Mastro’s corporate clients include Bank of New York Mellon, Empire Blue Cross Blue Shield/Well Point, Chevron, Wynn, JPMorgan, GE Capital, Estee Lauder, Park Place/Caesar’s/Harrah’s, Cablevision, Dow Jones, Verizon, Home Depot, Quest Diagnostics, Bear Stearns, UBS Financial Services, Hewlett-Packard, Prudential Securities, and Lehman Brothers.
The financial institutions on that list read like a Who’s Who of scandal-ridden banks. Collectively they have paid many billions of dollars in fraud settlements.
This is the firm, and the attorney, which was paid an estimated $1 million to represent the people of New Jersey in their search for the truth. So it’s fair to ask: Was Gibson Dunn investigating a scandal – or managing a crisis for an individual client? Were they representing the taxpayers who pay them, or “taking immediate action on multiple fronts”? Were they investigating a scandal, or “implementing a prompt and effective media strategy” on behalf of the governor?
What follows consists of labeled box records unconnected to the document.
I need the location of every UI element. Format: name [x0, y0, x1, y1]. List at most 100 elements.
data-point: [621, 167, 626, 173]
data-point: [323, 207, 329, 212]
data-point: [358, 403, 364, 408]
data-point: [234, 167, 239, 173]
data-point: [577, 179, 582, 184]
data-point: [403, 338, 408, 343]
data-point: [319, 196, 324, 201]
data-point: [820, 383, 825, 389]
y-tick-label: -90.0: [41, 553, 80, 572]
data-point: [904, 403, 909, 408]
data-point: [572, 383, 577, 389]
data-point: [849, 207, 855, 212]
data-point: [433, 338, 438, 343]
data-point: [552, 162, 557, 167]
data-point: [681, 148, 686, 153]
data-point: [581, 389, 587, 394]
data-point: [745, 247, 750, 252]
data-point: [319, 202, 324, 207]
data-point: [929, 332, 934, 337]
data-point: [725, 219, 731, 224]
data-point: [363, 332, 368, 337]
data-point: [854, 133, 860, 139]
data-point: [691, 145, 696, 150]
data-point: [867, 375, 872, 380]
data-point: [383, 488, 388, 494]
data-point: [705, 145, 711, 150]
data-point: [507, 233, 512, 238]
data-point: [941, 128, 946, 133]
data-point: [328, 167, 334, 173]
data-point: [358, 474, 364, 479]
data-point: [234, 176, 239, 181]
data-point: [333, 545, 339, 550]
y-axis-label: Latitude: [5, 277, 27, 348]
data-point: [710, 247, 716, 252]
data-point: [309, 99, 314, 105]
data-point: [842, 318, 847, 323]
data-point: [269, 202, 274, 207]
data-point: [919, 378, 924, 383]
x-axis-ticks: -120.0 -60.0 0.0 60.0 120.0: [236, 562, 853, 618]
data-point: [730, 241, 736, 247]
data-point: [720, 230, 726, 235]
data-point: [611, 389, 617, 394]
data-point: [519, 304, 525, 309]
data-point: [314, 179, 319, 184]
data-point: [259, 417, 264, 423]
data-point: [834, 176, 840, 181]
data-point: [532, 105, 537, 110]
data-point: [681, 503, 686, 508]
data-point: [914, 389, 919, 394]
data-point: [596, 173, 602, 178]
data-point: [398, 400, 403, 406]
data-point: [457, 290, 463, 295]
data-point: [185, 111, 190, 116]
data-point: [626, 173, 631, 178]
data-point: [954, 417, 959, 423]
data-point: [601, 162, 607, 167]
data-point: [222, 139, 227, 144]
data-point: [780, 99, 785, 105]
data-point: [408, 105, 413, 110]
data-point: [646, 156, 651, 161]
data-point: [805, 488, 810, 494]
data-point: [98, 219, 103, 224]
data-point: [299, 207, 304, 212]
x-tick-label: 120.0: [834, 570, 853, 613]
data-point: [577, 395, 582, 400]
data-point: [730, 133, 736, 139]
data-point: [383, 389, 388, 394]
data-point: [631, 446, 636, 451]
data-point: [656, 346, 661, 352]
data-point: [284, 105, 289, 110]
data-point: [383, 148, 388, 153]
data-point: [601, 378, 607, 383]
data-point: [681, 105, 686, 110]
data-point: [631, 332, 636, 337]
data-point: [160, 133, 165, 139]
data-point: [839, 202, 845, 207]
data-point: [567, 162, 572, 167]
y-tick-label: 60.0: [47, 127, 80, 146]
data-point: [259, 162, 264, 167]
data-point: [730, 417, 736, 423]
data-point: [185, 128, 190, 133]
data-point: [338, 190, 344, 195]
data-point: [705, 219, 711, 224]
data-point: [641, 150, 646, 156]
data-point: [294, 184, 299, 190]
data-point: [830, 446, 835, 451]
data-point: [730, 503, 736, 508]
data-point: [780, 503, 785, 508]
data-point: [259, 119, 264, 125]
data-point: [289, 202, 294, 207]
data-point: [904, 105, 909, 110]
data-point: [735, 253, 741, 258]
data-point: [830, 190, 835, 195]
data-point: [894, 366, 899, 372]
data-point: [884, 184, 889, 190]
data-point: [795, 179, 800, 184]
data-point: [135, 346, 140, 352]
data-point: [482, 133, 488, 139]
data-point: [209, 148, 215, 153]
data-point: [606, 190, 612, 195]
This isn’t the first time Gov. Christie has placed the people’s trust – and the people’s money – in the hands of his friends. David Samson, chairman of the Port Authority of New York and New Jersey, is the Christie confidante who resigned last week after no less than five conflict of interest allegations surfaced in the wake of the lane closing incident. Among them what’s the explosive charge that the mayor of Hoboken was threatened with the loss of Sandy funds unless she approved a development project represented by Samson’s law firm, Wolff & Samson.
And what does Wolff & Samson do? The firm’s website includes the following among its practice areas: banking & finance, regulatory affairs, securities litigation & enforcement, and white-collar criminal defense. The “securities litigation and enforcement” page reassures clients as follows: “Because we are a large and diverse firm, we are fully prepared to handle criminal law questions and issues that may arise during the course of securities and regulatory cases.“
Wolff & Samson was also selected to audit the propriety of Hurricane Sandy financial disbursements, which dovetails somewhat disturbingly with the Hoboken allegations. The selection outraged consumer advocates, since the firm represents large power utilities and is known to be close to the Christie administration.
Writing in The Nation, Lee Fang has reported extensively on Christie’s use of New Jersey pension funds to give hefty contracts to hedge funds and other financial institutions that have made major Republican campaign contributions or otherwise acted as Christie cronies. (We recently interviewed Lee about his coverage of Christie on The Zero Hour.)
The picture that emerges from all of these relationships is that of an old-fashioned political boss, doling out favors and contracts in return for loyalty and absolute allegiance. As of this writing, multiple investigations are underway. It may take a long time to get to the bottom of these interconnected stories.